Für all das steht auch Jörg Haider, der weiß, wie er seine rechtsextremistischen
Ambitionen mediengerecht verkaufen kann. So ist es auch kein Wunder, wenn
der bayerische Ministerpräsident Edmund Stoiber die öffentliche Kritik
an der ÖVP-FPÖ Koalition als überzogen kritisiert. Der bürgerliche Staat,
als Verwaltungsinstanz kapitalistischer Verwertungslogik, beinhaltet auch
immer den Faschismus als mögliche Option der politischen Verwaltung. In
Österreich zeigt sich deutlich, daß rechtsextreme Politik den bürgerlichen
Staat nicht gefährdet. Vielmehr drängt etwas zu Tage, das schon immer
Teil der Gesellschaft war: Rassismus und Antisemitismus gären nun nicht
mehr nur in den Kellern des kapitalistischen Produktionsprozesses, sondern
wollen denselben endlich wieder mitgestalten. Das Verhältnis von Staat
und Faschisten zu thematisieren und Kapitalismus als Ursache des Faschismus
zu bekämpfen, ist Aufgabe eines konsequenten Antifaschismus. Gerade deshalb
werden AntifaschistInnen zur Zielscheibe der staatlichen Repression. Denn
der Gedanke, daß es eine Alternative zum kapitalistischen System geben
kann, soll ein für allemal aus den Köpfen verschwinden.

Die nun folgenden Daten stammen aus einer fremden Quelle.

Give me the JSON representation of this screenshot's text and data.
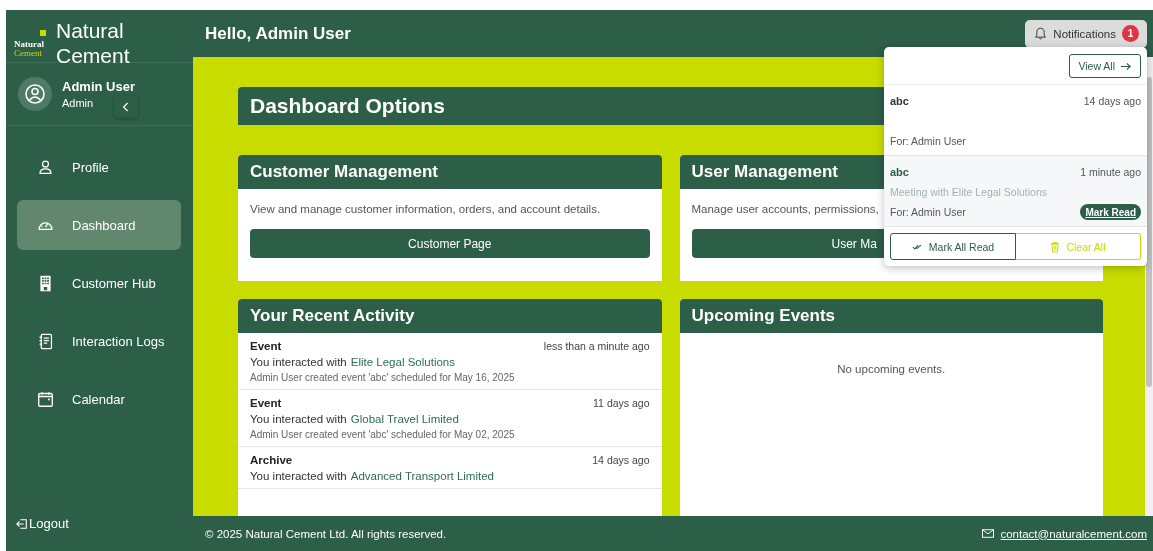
{
  "brand": {
    "logo_top": "Natural",
    "logo_bottom": "Cement",
    "name_line1": "Natural",
    "name_line2": "Cement"
  },
  "user": {
    "name": "Admin User",
    "role": "Admin"
  },
  "sidebar": {
    "items": [
      {
        "label": "Profile",
        "selected": false
      },
      {
        "label": "Dashboard",
        "selected": true
      },
      {
        "label": "Customer Hub",
        "selected": false
      },
      {
        "label": "Interaction Logs",
        "selected": false
      },
      {
        "label": "Calendar",
        "selected": false
      }
    ],
    "logout": "Logout"
  },
  "header": {
    "greeting": "Hello, Admin User",
    "notifications_button": "Notifications",
    "badge": "1"
  },
  "dashboard_title": "Dashboard Options",
  "cards": [
    {
      "title": "Customer Management",
      "description": "View and manage customer information, orders, and account details.",
      "button": "Customer Page"
    },
    {
      "title": "User Management",
      "description": "Manage user accounts, permissions,",
      "button": "User Ma"
    }
  ],
  "recent_activity": {
    "title": "Your Recent Activity",
    "items": [
      {
        "type": "Event",
        "time": "less than a minute ago",
        "prefix": "You interacted with",
        "company": "Elite Legal Solutions",
        "detail": "Admin User created event 'abc' scheduled for May 16, 2025"
      },
      {
        "type": "Event",
        "time": "11 days ago",
        "prefix": "You interacted with",
        "company": "Global Travel Limited",
        "detail": "Admin User created event 'abc' scheduled for May 02, 2025"
      },
      {
        "type": "Archive",
        "time": "14 days ago",
        "prefix": "You interacted with",
        "company": "Advanced Transport Limited"
      }
    ]
  },
  "upcoming_events": {
    "title": "Upcoming Events",
    "empty": "No upcoming events."
  },
  "notifications_panel": {
    "view_all": "View All",
    "items": [
      {
        "title": "abc",
        "time": "14 days ago",
        "for": "For: Admin User",
        "read": true
      },
      {
        "title": "abc",
        "time": "1 minute ago",
        "message": "Meeting with Elite Legal Solutions",
        "for": "For: Admin User",
        "read": false,
        "action": "Mark Read"
      }
    ],
    "mark_all_read": "Mark All Read",
    "clear_all": "Clear All"
  },
  "footer": {
    "copyright": "© 2025 Natural Cement Ltd. All rights reserved.",
    "email": "contact@naturalcement.com"
  }
}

Auf geht`s in die Provinz!
Auf die staatliche Repression gegen AntifaschistInnen, die letztlich den
Faschisten als Schützenhilfe dient, kann es nur eine Antwort geben: offensiven
Widerstand, der zusammen mit allen fortschrittlichen Kräften auf die Straße
getragen werden muß. Wir werden als AA / BO am 27. Mai unter dem Motto:
"Antifaschistisch kämpfen! Kein Friede mit Kapitalismus und Polizeistaat!"
nach Passau mobilisieren, weil wir nicht tatenlos hinnehmen wollen, daß
Faschisten sich vor dem Hintergrund biederer Beschaulichkeit und Polizeistaatsterror
gegen AntifaschistInnen neue Freiräume eröffnen. Es ist notwendig, AntifaschistInnen
in der konservativ-gleichgültigen Provinz zu unterstützen und bundesweiten
Druck auf die Stadt Passau und die bayerischen Polizeibehörden auszuüben.
Denn Antifaschismus ist nicht kriminell, sondern notwendig!